Bryant v. Adventist Health System/West (2001)
289 F.3d 1162

-The decedent sought treatment at the hospital operators’ emergency room for coughing up blood and a fever.
-Based on an x-ray, the emergency room physician diagnosed pneumonia and asthma.
-The physician failed to detect a large lung abscess (an admitted emergency condition) from the x-ray, and, after administering the medication, discharged the decedent.
-When another doctor read the x-ray and discovered the ABCs, the decedent was admitted to the hospital as an inpatient.
-The decedent was then transferred to the intensive care unit of another hospital and later released, after which he suddenly died.

Procedural History
-Plaintiff heirs sued several defendants, including defendant hospital operators, arising from the death of the heirs’ decedent.

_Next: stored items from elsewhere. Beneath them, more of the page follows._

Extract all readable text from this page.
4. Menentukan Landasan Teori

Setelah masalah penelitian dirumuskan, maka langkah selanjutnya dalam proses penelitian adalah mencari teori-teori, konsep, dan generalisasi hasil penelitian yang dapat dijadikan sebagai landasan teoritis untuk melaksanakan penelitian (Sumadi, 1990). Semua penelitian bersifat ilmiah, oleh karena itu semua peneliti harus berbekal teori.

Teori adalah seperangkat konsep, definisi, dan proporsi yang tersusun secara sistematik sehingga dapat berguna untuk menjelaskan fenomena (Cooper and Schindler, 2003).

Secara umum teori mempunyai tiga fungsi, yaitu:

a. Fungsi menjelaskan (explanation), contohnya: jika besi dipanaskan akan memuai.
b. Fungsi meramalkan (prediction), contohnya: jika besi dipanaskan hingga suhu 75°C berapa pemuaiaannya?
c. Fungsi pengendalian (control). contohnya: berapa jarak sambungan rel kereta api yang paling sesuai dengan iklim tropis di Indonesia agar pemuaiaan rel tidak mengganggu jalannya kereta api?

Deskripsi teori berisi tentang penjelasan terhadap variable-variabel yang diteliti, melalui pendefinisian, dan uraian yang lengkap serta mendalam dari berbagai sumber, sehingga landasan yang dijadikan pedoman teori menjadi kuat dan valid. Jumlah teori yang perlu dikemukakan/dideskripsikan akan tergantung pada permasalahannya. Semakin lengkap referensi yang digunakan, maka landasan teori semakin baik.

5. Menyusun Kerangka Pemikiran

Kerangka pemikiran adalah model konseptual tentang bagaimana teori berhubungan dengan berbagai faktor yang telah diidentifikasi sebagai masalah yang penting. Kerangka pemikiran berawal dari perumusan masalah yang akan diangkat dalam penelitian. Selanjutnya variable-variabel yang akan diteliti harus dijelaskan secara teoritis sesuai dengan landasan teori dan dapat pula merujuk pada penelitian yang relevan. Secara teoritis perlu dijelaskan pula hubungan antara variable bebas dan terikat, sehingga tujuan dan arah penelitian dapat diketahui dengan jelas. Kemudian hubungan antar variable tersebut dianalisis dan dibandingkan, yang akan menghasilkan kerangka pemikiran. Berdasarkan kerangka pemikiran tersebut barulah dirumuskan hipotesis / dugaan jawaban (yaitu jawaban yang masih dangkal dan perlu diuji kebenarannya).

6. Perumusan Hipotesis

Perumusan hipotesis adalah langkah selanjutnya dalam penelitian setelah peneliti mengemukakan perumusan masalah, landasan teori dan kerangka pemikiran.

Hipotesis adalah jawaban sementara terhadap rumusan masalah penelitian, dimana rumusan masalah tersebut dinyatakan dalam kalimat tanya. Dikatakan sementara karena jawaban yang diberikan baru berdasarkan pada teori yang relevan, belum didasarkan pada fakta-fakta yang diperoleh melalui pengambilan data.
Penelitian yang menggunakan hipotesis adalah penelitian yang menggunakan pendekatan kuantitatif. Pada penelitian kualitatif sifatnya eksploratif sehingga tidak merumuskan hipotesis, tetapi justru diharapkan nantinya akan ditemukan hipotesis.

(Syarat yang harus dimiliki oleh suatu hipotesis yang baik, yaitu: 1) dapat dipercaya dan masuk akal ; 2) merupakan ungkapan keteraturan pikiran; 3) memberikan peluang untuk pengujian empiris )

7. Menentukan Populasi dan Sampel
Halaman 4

The claims against the hospital operators included violation of the Emergency Medical Treatment and Active Labor Act (EMTALA).
-The heirs appealed the grant of summary judgment to the hotel operators by the United States District Court for the Northern District of California.

-What duty of care does a hospital have?

-Under the Emergency Medical Treatment and Active Labor Act, a hospital has a duty to stabilize only those emergency medical conditions that its staff detects.  HOWEVER, A hospital may be found liable  if the screening examination is so cursory that it is not designed to identify acute and severe symptoms that alert the physician of the need for immediate medical attention to prevent serious bodily injury.

-If an individual seeks emergency care from a hospital with an emergency room, and if that hospital participates in the Medicare program, then the hospital must provide for an appropriate medical screening examination within the capability of the hospital’s emergency department to determine whether or not an emergency medical condition exists.
-If the hospital’s medical staff determines that there is an emergency medical condition, then, except under certain circumstances, the staff must “stabilize” the patient before transferring or discharging the patient.
-To stabilize means to provide such medical treatment of the condition as may be necessary to assure, within reasonable medical probability, that no material deterioration of the condition is likely to result from or occur during the transfer of the individual from a facility.
-Transfer includes both discharge and movement to another facility.
-Under the Emergency Medical Treatment and Active Labor Act, an “emergency medical condition” is defined in part as: a medical condition manifesting itself by acute symptoms of sufficient severity (including severe pain) such that the absence of immediate medical attention could reasonably be expected to result in (1) placing the health of the individual in serious jeopardy, (2) serious impairment to bodily functions, or (3) serious dysfunction of any bodily organ or part.
-The United States Court of Appeals (Ninth Circuit) holds that a hospital does not violate the Emergency Medical Treatment and Active Labor Act, if it fails to detect or if it misdiagnoses an emergency condition. An individual who receives substandard medical care may pursue medical malpractice remedies under state law.

•    The court of appeals affirmed the judgment of the district court.